The main reason why, nevertheless, many physicists speculate that (at much higher resolution) particles might not be pointlike is that there is no known way how to harmonize quantum field theory with gravitational forces, whereas string theory (where particles are stringlike) seems to offer a potential way of doing so. Nobody knows to which extent these speculations will turn out to be correct.
A: I had been preparing an answer to the question made duplicate .
there were more questions than in the question above, so I am answering here:

Elementary particles are like mathematical points?

In the standard model of physics they are assumed so.

Does make sense in quantum mechanics and standard model think this way?

This is the table of  elementary particles of the standard model of particle physics.

All matter is a composite of these particles, and yes, they are modeled as point particles.

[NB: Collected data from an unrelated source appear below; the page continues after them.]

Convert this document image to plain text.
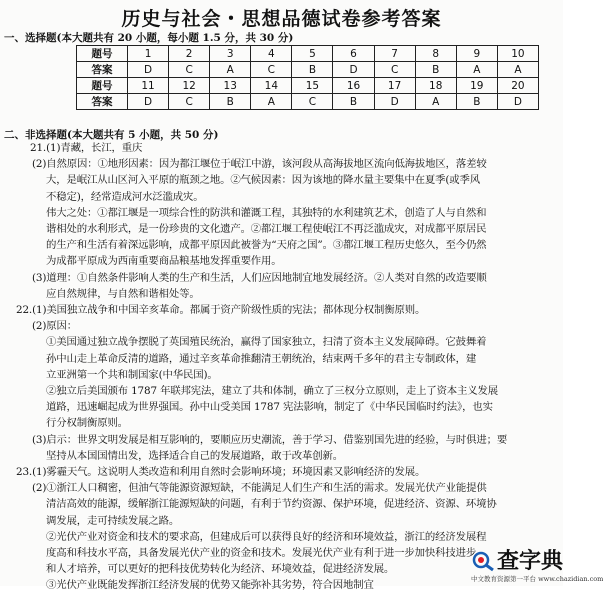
历史与社会・思想品德试卷参考答案
一、选择题(本大题共有 20 小题，每小题 1.5 分，共 30 分)
题号	1	2	3	4	5	6	7	8	9	10
答案	D	C	A	C	B	D	C	B	A	A
题号	11	12	13	14	15	16	17	18	19	20
答案	D	C	B	A	C	B	D	A	B	D
二、非选择题(本大题共有 5 小题，共 50 分)
21.(1)青藏，长江，重庆
(2)自然原因：①地形因素：因为都江堰位于岷江中游，该河段从高海拔地区流向低海拔地区，落差较
大，是岷江从山区河入平原的瓶颈之地。②气候因素：因为该地的降水量主要集中在夏季(或季风
不稳定)，经常造成河水泛滥成灾。
伟大之处：①都江堰是一项综合性的防洪和灌溉工程，其独特的水利建筑艺术，创造了人与自然和
谐相处的水利形式，是一份珍贵的文化遗产。②都江堰工程使岷江不再泛滥成灾，对成都平原居民
的生产和生活有着深远影响，成都平原因此被誉为“天府之国”。③都江堰工程历史悠久，至今仍然
为成都平原成为西南重要商品粮基地发挥重要作用。
(3)道理：①自然条件影响人类的生产和生活，人们应因地制宜地发展经济。②人类对自然的改造要顺
应自然规律，与自然和谐相处等。
22.(1)美国独立战争和中国辛亥革命。都属于资产阶级性质的宪法；都体现分权制衡原则。
(2)原因：
①美国通过独立战争摆脱了英国殖民统治，赢得了国家独立，扫清了资本主义发展障碍。它鼓舞着
孙中山走上革命反清的道路，通过辛亥革命推翻清王朝统治，结束两千多年的君主专制政体，建
立亚洲第一个共和制国家(中华民国)。
②独立后美国颁布 1787 年联邦宪法，建立了共和体制，确立了三权分立原则，走上了资本主义发展
道路，迅速崛起成为世界强国。孙中山受美国 1787 宪法影响，制定了《中华民国临时约法》，也实
行分权制衡原则。
(3)启示：世界文明发展是相互影响的，要顺应历史潮流，善于学习、借鉴别国先进的经验，与时俱进；要
坚持从本国国情出发，选择适合自己的发展道路，敢于改革创新。
23.(1)雾霾天气。这说明人类改造和利用自然时会影响环境；环境因素又影响经济的发展。
(2)①浙江人口稠密，但油气等能源资源短缺，不能满足人们生产和生活的需求。发展光伏产业能提供
清洁高效的能源，缓解浙江能源短缺的问题，有利于节约资源、保护环境，促进经济、资源、环境协
调发展，走可持续发展之路。
②光伏产业对资金和技术的要求高，但建成后可以获得良好的经济和环境效益，浙江的经济发展程
度高和科技水平高，具备发展光伏产业的资金和技术。发展光伏产业有利于进一步加快科技进步
和人才培养，可以更好的把科技优势转化为经济、环境效益，促进经济发展。
③光伏产业既能发挥浙江经济发展的优势又能弥补其劣势，符合因地制宜
查字典
中文教育资源第一平台 www.chazidian.com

Yes, the mathematical model of the standard model has been validated over and over again, and its quantum mechanics based predictions are fulfilled, as recently as the discovery of the Higgs.

Is is true that two elementary particles are indistinguible?

No, this is wrong  as a general statement. Different types of particles (electrons, quarks ...) are characterized by different quantum numbers and are distinguishable. 
The same type of  elementary particles are experimentally indistinguishable, two electrons are interchangeable,  except  by their quantum numbers in specific boundary conditions. In general one cannot attach an identity card on an elementary particle.
A: Canonical particles possess an actual radius of hardness, which is determined by the Compton's expression $\lambda_\text{Compton} = \frac{h}{mc}$. One can read more about it here 
http://inerton.wikidot.com/canonical-particle
Why do particle physicists speculate about point-like particles? It seems to me this is associated with their education; namely, their teachers told them wrong things and implanted an abstract tunnel vision approach to the reality. It is a pity but this is the truth.